La primera ministra italiana, Giorgia Meloni, reivindicó este sábado «el amor a la libertad» como principal garantía frente a cualquier deriva autoritaria, en el contexto del 81º aniversario de la Liberación del país tras la II Guerra Mundial. En un mensaje institucional difundido con motivo del 25 de abril, la mandataria subrayó que esta conmemoración reafirma los valores democráticos consagrados en la Constitución republicana italiana.
Meloni destacó que, en un escenario internacional marcado por conflictos armados y presiones sobre los sistemas democráticos, resulta necesario reiterar que «el amor por la libertad es el único verdadero antídoto» frente a totalitarismos. La jefa del Ejecutivo insistió en que esta convicción debe sostenerse tanto en Europa como en el conjunto de la comunidad internacional, en un momento que calificó de particularmente sensible para la estabilidad institucional.
La jornada institucional se inició en Roma con un acto encabezado por el presidente de la República, Sergio Mattarella, quien depositó una corona de laurel ante la tumba del Soldado Desconocido en el Altar de la Patria. Al evento asistieron las principales autoridades del Estado, incluidos representantes del Gobierno, del Parlamento y de las Fuerzas Armadas, en una ceremonia de carácter solemne y simbólico.

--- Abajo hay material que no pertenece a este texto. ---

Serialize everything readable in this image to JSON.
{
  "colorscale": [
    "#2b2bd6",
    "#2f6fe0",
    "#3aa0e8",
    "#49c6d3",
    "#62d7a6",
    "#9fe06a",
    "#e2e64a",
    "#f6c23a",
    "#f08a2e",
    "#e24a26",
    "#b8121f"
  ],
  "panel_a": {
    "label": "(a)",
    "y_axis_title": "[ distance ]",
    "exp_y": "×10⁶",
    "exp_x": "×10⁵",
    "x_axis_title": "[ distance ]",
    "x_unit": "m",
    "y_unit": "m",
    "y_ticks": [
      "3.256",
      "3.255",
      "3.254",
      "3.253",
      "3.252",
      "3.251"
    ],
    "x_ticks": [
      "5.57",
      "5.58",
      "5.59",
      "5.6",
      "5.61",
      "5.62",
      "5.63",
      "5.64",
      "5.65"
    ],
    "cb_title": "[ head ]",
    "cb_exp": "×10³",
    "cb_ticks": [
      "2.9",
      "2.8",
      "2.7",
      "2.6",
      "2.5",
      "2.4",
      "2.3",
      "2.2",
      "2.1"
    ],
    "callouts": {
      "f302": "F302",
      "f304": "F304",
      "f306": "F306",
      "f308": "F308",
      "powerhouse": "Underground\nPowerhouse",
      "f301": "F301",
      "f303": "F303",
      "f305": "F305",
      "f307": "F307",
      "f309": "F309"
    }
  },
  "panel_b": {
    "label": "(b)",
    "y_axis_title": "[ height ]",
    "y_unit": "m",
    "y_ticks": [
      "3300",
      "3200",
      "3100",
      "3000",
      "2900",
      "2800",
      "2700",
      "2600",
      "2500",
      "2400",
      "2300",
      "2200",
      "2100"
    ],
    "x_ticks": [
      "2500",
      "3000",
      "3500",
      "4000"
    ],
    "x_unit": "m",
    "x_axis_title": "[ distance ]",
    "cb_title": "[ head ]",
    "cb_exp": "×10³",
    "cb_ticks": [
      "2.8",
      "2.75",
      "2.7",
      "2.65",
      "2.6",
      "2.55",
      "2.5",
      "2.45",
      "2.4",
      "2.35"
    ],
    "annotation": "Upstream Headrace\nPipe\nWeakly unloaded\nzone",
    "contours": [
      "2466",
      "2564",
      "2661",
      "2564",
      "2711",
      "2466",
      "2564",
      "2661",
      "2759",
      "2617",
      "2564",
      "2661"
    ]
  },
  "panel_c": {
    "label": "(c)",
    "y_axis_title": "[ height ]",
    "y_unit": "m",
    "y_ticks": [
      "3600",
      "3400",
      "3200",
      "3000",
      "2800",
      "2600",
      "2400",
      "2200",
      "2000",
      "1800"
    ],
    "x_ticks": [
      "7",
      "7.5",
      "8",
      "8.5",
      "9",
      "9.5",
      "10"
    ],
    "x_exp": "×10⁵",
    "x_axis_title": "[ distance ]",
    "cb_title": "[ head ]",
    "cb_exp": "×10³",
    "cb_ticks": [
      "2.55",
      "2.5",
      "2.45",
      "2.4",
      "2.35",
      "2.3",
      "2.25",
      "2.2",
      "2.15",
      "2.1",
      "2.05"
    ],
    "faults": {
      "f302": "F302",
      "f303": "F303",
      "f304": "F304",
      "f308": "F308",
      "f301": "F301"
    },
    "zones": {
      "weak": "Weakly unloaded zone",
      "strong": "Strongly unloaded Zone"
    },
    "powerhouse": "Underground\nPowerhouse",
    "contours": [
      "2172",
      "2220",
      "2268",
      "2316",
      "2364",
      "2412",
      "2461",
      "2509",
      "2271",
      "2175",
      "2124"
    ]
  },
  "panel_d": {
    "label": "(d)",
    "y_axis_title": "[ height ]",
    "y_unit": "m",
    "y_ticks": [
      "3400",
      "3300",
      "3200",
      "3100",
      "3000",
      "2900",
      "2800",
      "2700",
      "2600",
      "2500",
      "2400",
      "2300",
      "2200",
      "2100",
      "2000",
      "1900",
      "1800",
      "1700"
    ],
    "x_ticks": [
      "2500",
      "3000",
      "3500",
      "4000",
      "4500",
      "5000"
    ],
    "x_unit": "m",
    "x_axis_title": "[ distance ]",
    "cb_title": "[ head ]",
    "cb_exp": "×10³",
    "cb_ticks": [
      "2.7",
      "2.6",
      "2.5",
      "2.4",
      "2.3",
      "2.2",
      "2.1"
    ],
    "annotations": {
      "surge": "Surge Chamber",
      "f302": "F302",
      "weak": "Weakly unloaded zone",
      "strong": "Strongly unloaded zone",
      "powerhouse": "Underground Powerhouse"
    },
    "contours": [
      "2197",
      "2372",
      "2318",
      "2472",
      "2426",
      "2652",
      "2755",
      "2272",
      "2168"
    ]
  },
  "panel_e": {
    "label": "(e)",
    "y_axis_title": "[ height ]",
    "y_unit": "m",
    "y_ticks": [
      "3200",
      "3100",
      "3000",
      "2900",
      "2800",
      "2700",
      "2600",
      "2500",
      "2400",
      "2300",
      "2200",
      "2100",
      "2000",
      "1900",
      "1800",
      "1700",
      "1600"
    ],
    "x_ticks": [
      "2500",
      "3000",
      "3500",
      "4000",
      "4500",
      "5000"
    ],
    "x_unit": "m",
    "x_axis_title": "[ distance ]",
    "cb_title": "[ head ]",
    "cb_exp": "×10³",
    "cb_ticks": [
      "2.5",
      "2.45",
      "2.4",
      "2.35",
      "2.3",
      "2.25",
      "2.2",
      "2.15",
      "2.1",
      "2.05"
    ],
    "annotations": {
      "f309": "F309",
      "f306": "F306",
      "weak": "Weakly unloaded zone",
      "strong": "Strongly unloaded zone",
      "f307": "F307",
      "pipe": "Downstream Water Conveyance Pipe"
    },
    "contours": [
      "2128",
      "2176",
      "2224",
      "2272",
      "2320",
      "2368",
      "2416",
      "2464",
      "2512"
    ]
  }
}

Posteriormente, Mattarella se trasladó a San Severino Marche, donde afirmó que el 25 de abril constituye «la fiesta de todos los italianos amantes de la libertad». El jefe del Estado enfatizó que la conmemoración no responde a una lógica ideológica ni a una formalidad protocolaria, sino al reconocimiento del sacrificio de militares, partisanos y civiles que contribuyeron a la recuperación de la democracia.
Por su parte, el ministro de Defensa, Guido Crosetto, expresó su agradecimiento institucional a la generación que «devolvió la libertad con gran sacrificio» y advirtió de que este valor «nunca es un bien adquirido para siempre», en un mensaje difundido por su departamento.